Slow dance, which is shown in Trafalgar square, is a free, outdoor and large-scale public installation project. It is make up of two incidents, vision artist’s 50-dancer-involvement motion picture, which is captured by a high-quality, high-speed camera, followed by the participation of public force when they are viewing the projection of slow dance as a piece of live performance.
As far as I concerned, slow dance shall be considered as an achievement in the regard of arising the public interest and establishing a valid communicative relationship with them. Various mass-communication techniques are conducted mainly though utilizing on public environment and multimedia techniques and manipulating the spectator-performance rule both effectively and creatively, thus a loose, unstable, unconscious however equal basement ever has been provided for spectators. Being consciously involved in a site-specific performance mixed the atmosphere of dynamic authentic center-London and the taste of whisht intrinsic multi-culture dance movements, It is the participators that have the freedom of photographing, criticizing and even actively rejecting the performance by conversing with their partners. Additionally, numerous approaches of gazing are available since motion pictures are broadcasted in 3 giant screens respectively.
Types of body could be recognized in this performance: firstly, the body of the dancers is documented by a serious of five-second per movement high-definition motion pictures, which makes it absolutely a documentary, whereas as a production of media language, including the comparison between three (or more) diverse dancers’ bodies and amplification and admiration on body language, it surely leads to a recreation of body language. Therefore this performance reflects a debatable paradox that the respected natural body is recharacterized and redefined by digital techniques, which excessively differs from the originality of documentation.
What I interested in is an alternative body: the body of spectators. Owing to unbearable hot weather of midsummer’s late nights, their bodies used to be exhausting, stiff and stressful, being sensitive of being observed subjectively at the first moments. However, with the performance going on, the equal audience-performance relationship operates and the distinctive slow rhyme smoothes depression and subjection in the inner body thus transformation between “being observed” and “observation” is continuously occurring lively.
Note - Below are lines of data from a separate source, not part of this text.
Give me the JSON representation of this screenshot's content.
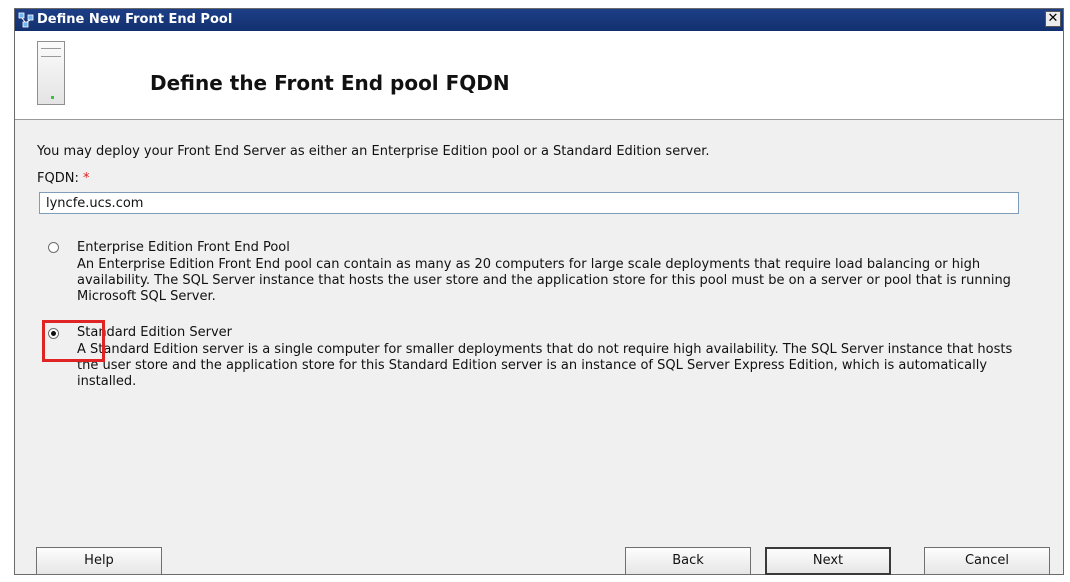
{
  "window": {
    "title": "Define New Front End Pool",
    "close_glyph": "✕"
  },
  "header": {
    "title": "Define the Front End pool FQDN",
    "icon": "server-icon"
  },
  "intro_text": "You may deploy your Front End Server as either an Enterprise Edition pool or a Standard Edition server.",
  "fqdn": {
    "label": "FQDN:",
    "required_marker": "*",
    "value": "lyncfe.ucs.com"
  },
  "options": [
    {
      "label": "Enterprise Edition Front End Pool",
      "selected": false,
      "description": "An Enterprise Edition Front End pool can contain as many as 20 computers for large scale deployments that require load balancing or high availability. The SQL Server instance that hosts the user store and the application store for this pool must be on a server or pool that is running Microsoft SQL Server."
    },
    {
      "label": "Standard Edition Server",
      "selected": true,
      "description": "A Standard Edition server is a single computer for smaller deployments that do not require high availability. The SQL Server instance that hosts the user store and the application store for this Standard Edition server is an instance of SQL Server Express Edition, which is automatically installed."
    }
  ],
  "buttons": {
    "help": "Help",
    "back": "Back",
    "next": "Next",
    "cancel": "Cancel"
  },
  "colors": {
    "titlebar": "#1d3f87",
    "highlight": "#e02424",
    "required": "#e01b1b"
  }
}
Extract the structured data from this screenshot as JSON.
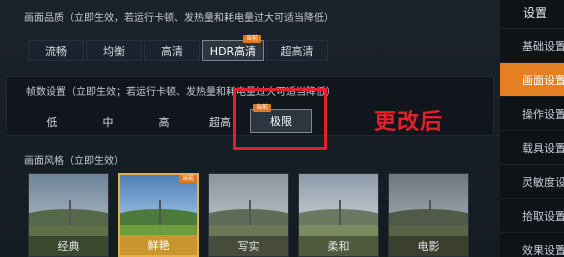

Moreover, audience are able to take their time to sensationally be bodily involved in live performance, think about their own life and delightfully make their evaluation of the process of the live performance. A public event therefore has been brought into existence by the atmosphere of therapeutic slowness that replies on physical communication between each spectator’s bodies.
It reminds me of certain abstracts from Milan Kundera’s novel slowness.
“There is a secret bond between slowness and memory, between speed and forgetting.
A man is walking down the street. At a certain moment, he tries to recall something, but the recollection escapes him. Automatically, he slows down.
Meanwhile, a person who wants to forget a disagreeable incident he has just lived through starts unconsciously to speed up his pace, as if he were trying to distance himself from a thing still too close to him in time.
The degree of slowness is directly proportional to the intensity of memory; the degree of speed is directly proportional to the intensity of forgetting.”